In America, Elaine Lui, the author of the new memoir Listen to the Squawking Chicken, is probably best known as “Lainey,” the proprietress and voice behind the addictive gossip website Lainey Gossip. What makes Lainey Gossip stand out from the various trashy-feeling gossip sites out there is accuracy and tone: she is often the first to break stories about breakups that will make you a little sad (learned about Will Arnett and Amy Poehler from her, questioned my faith in love for several days), and she approaches gossip with an anthropologist’s eye. Just look at this recent post on Reese Witherspoon, where she summarizes how scandal didn’t stick to the actress when she drunkenly yelled “Do you know who I am?” at a cop last year, and how scandal hasn’t, yet, stuck to James Franco — because sexism — and how Reese will probably be coming for Gwyneth’s tarnished GOOP crown.
So when Lui had a book coming out, it was a surprise to learn that it would be a fairly straightforward memoir about her mother, better known as “the squawking chicken.” And despite the fact that some (Canadian) gossip columnist writing about her mother could be boring (although it hasn’t been — look at Jeannette Walls’ brilliant The Glass Castle, a memoir that Jennifer Lawrence is making into a film), Lui’s isn’t, and it’s treading interesting and surprisingly underwritten ground as a look into what it’s like to be brought up by a Chinese woman and first-generation immigrant.
Lui’s mother, referred to as “Ma,” but mostly, annoyingly, called “the Squawking Chicken” throughout the book, is a tough broad who had a hardscrabble childhood, and that toughness made her a fascinating maternal figure.

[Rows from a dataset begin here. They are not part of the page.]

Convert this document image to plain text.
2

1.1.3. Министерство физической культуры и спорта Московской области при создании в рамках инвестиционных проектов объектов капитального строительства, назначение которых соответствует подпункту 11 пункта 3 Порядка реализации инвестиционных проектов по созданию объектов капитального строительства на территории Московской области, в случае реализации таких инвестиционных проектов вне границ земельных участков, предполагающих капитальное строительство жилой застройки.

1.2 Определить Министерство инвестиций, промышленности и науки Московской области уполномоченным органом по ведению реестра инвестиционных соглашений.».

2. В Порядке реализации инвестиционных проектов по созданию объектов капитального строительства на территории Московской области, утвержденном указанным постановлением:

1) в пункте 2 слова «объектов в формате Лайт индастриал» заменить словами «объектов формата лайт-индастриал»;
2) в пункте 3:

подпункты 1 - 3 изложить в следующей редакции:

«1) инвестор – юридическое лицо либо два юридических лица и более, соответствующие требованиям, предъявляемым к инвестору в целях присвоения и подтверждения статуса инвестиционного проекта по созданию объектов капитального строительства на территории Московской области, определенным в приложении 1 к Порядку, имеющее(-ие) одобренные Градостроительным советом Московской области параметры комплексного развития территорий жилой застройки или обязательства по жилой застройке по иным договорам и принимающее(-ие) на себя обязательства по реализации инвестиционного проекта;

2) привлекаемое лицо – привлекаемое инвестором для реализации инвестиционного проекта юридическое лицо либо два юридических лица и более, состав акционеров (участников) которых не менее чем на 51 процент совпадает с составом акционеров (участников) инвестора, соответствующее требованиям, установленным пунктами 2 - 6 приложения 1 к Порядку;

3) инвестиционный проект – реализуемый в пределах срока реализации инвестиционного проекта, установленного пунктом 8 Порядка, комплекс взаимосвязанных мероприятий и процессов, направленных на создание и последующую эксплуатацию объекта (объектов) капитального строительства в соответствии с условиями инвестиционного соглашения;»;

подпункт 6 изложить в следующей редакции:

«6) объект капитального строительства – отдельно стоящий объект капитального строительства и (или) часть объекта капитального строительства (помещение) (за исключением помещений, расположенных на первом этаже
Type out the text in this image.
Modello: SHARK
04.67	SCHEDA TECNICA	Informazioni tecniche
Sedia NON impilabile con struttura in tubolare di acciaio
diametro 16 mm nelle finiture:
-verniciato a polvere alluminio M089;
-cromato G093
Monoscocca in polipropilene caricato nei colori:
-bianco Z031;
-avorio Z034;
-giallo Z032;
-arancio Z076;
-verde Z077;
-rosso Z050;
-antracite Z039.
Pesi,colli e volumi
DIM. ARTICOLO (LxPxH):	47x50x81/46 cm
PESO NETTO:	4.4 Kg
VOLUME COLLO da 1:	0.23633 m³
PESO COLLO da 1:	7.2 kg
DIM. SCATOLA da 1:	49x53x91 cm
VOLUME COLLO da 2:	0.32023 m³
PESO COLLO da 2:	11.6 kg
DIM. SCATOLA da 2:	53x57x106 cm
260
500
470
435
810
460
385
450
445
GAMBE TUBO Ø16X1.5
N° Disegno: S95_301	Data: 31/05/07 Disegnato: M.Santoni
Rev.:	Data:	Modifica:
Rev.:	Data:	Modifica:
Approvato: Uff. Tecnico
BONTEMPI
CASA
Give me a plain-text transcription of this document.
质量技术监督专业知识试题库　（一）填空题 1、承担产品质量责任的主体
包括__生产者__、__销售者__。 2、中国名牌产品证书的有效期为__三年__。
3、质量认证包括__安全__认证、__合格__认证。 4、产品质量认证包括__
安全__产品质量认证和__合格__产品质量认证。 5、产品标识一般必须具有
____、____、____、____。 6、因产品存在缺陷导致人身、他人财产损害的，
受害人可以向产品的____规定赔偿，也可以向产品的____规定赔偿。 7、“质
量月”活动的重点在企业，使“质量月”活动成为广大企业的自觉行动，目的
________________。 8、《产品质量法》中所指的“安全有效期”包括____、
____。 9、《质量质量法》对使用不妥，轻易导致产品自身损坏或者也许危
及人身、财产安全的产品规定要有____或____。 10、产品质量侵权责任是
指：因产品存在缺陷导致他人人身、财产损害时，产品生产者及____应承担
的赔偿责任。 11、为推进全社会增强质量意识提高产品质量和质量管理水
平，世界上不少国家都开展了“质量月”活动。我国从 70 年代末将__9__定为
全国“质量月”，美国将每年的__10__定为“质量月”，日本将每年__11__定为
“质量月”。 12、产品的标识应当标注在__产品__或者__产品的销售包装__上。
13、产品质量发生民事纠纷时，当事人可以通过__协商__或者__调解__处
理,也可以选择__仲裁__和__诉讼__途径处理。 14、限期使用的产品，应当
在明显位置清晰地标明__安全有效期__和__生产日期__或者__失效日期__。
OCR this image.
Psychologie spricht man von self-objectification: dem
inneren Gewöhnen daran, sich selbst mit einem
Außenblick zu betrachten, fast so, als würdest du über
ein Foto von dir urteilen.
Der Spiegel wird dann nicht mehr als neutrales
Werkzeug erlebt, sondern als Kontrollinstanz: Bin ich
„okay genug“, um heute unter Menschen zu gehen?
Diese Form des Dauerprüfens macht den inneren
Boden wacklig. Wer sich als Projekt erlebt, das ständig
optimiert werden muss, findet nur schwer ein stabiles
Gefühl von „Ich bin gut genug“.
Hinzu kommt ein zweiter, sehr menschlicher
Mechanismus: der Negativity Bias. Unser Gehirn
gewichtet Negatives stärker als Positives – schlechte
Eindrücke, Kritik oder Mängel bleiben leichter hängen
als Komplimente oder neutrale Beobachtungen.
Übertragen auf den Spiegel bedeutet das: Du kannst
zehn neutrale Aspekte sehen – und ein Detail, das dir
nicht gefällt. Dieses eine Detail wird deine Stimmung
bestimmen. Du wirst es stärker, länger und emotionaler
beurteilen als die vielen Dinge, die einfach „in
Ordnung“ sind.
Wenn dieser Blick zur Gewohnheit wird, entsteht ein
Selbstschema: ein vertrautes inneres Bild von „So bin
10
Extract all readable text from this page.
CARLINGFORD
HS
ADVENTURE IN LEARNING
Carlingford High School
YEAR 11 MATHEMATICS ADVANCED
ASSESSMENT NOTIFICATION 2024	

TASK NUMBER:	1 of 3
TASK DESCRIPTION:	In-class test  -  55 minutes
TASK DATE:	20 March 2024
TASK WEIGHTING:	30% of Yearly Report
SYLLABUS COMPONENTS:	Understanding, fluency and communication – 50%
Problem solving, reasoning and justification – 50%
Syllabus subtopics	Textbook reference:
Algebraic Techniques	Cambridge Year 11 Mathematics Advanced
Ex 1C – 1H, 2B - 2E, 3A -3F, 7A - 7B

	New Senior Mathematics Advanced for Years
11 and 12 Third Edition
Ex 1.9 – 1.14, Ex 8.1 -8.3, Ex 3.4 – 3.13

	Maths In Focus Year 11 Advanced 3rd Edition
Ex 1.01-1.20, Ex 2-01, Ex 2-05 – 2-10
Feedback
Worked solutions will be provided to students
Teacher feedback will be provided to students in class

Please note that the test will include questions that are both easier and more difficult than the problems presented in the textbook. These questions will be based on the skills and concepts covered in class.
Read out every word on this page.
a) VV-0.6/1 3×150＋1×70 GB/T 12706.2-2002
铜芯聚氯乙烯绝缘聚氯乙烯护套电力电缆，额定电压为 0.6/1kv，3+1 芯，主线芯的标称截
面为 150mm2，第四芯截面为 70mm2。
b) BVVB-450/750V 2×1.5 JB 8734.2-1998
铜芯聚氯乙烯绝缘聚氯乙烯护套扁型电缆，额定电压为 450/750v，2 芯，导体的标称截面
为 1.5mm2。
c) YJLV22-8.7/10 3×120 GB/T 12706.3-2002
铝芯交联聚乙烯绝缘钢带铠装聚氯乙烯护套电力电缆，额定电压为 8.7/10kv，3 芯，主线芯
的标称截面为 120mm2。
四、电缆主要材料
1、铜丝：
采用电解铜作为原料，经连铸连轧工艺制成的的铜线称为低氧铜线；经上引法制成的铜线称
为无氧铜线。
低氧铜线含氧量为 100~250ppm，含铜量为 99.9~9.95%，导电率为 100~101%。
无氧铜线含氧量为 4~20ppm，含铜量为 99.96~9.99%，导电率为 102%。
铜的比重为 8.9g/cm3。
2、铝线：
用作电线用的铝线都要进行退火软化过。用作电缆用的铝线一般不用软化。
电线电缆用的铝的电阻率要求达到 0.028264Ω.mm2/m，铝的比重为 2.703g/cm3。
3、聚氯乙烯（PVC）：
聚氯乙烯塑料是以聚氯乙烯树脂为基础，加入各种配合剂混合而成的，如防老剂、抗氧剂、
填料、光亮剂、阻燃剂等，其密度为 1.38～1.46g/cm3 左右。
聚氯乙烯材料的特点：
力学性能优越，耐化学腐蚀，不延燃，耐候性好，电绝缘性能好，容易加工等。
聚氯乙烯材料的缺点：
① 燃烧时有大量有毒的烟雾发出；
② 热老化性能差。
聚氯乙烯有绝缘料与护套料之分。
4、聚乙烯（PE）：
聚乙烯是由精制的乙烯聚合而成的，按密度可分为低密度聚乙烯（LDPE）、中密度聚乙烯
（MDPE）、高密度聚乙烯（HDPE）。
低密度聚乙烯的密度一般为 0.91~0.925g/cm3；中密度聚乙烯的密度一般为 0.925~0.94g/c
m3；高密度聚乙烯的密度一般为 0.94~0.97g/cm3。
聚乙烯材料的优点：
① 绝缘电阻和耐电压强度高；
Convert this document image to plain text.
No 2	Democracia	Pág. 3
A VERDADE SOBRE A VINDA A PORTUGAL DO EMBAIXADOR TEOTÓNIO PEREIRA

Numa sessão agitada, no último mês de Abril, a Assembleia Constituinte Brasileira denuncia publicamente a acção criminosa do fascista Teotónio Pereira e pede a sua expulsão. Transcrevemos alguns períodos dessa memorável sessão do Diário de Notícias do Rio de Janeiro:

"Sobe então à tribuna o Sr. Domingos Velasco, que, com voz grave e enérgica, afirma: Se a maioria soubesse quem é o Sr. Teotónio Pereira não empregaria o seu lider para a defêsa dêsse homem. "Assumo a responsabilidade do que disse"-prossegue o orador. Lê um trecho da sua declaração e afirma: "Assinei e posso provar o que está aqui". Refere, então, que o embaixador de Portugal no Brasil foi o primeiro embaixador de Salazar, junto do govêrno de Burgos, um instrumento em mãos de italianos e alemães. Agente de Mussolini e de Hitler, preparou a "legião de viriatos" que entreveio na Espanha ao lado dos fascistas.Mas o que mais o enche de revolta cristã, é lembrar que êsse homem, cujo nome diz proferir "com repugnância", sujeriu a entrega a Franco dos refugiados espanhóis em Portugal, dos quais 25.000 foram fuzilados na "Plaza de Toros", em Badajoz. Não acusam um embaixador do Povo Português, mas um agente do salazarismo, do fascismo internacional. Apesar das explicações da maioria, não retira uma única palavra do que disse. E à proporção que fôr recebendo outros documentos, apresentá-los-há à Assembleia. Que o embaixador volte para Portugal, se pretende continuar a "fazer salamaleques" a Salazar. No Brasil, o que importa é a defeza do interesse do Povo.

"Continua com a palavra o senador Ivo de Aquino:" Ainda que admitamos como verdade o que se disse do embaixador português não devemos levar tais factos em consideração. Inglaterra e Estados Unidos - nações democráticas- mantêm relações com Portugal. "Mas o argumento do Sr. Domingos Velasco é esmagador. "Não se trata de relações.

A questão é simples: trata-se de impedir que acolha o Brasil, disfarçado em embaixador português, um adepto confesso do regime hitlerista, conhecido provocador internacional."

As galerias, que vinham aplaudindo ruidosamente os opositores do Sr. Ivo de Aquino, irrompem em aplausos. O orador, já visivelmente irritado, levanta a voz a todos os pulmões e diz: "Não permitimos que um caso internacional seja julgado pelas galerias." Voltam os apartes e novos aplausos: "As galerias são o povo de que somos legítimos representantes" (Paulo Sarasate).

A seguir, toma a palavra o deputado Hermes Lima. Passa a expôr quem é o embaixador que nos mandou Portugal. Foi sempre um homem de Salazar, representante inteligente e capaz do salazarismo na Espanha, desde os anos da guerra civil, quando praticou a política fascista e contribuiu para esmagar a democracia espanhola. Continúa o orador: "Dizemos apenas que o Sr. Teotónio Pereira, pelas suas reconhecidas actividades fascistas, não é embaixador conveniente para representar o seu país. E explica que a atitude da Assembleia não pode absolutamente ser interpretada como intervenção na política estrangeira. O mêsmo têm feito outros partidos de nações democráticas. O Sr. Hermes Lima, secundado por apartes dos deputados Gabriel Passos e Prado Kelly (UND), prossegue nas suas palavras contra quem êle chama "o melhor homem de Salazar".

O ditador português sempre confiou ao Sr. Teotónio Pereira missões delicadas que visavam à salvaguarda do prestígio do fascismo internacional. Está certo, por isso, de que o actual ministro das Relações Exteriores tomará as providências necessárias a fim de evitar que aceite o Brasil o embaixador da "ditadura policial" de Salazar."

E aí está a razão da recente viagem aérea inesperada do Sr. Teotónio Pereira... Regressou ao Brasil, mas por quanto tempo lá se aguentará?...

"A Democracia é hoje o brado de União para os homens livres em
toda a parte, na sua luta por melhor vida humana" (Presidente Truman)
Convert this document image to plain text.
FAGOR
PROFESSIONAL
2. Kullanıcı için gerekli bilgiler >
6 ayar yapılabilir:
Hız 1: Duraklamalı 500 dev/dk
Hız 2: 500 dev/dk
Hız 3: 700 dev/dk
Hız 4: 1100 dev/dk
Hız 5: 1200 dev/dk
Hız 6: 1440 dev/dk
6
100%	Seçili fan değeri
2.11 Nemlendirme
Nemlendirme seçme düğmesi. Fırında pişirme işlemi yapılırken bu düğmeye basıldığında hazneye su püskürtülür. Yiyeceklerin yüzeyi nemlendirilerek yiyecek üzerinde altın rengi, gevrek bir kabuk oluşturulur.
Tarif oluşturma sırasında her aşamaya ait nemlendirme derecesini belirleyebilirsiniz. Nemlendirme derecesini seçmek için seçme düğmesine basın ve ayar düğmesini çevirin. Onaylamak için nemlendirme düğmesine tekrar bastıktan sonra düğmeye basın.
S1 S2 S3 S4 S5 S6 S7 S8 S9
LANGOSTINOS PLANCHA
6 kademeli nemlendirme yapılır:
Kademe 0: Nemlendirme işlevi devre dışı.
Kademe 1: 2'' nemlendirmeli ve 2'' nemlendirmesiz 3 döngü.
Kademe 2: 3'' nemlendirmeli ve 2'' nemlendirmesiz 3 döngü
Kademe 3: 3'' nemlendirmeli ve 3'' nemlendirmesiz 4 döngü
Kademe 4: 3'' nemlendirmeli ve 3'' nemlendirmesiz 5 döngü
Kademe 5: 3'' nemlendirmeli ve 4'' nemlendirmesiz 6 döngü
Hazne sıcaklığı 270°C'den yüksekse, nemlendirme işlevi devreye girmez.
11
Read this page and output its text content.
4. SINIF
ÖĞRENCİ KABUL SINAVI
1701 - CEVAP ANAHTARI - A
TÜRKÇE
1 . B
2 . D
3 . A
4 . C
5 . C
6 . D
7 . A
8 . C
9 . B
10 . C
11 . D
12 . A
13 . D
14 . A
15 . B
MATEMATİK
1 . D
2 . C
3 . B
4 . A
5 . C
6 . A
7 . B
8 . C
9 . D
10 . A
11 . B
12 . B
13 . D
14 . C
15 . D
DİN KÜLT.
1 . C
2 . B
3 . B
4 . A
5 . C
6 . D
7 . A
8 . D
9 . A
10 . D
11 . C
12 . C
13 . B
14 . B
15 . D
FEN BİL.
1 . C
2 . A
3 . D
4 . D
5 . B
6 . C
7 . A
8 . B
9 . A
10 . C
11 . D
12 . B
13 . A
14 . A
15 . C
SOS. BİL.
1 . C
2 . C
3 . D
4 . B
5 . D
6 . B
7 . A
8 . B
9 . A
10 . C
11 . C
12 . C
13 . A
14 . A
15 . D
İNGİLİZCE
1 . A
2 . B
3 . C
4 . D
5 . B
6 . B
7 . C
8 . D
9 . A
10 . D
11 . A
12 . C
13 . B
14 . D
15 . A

Lui’s childhood was very different from her Western peers’. None of this coddling and winning prizes just for participating; rather, the Squawking Chicken would crush Lui’s dreams of winning a beauty pageant, say: “For the Squawking Chicken, telling me I was neither pretty nor special was just about getting real. And it was her duty as my mother to get real with me. ‘Mama will always tell you the truth. Mama will never lie to you. I am the only one. Sometimes the truth hurts.'”
This quote probably has you thinking Tiger Mom, and you wouldn’t be wrong. It’s in a similar ballpark, subject-wise, but, importantly, lacks Amy Chua’s smugness. What elevated Listen to the Squawking Chicken for me was Lui’s tight focus on “the Squawking Chicken” and what made her tick. There are whole chapters on mah-jongg and the role that Feng Shui has played in the lives of mother and daughter. It comes down to storytelling, really, and these superstitious beliefs are also ways to tell stories about your life. There’s a complicated relationship at the heart of this book, spanning so many issues, whether it’s how Eastern parents are different, the difficulties of immigration, or how mothers and daughters take out their traumas out on each other. There’s a lot of love and surprises in Lui’s memoir, and the result is a fun read.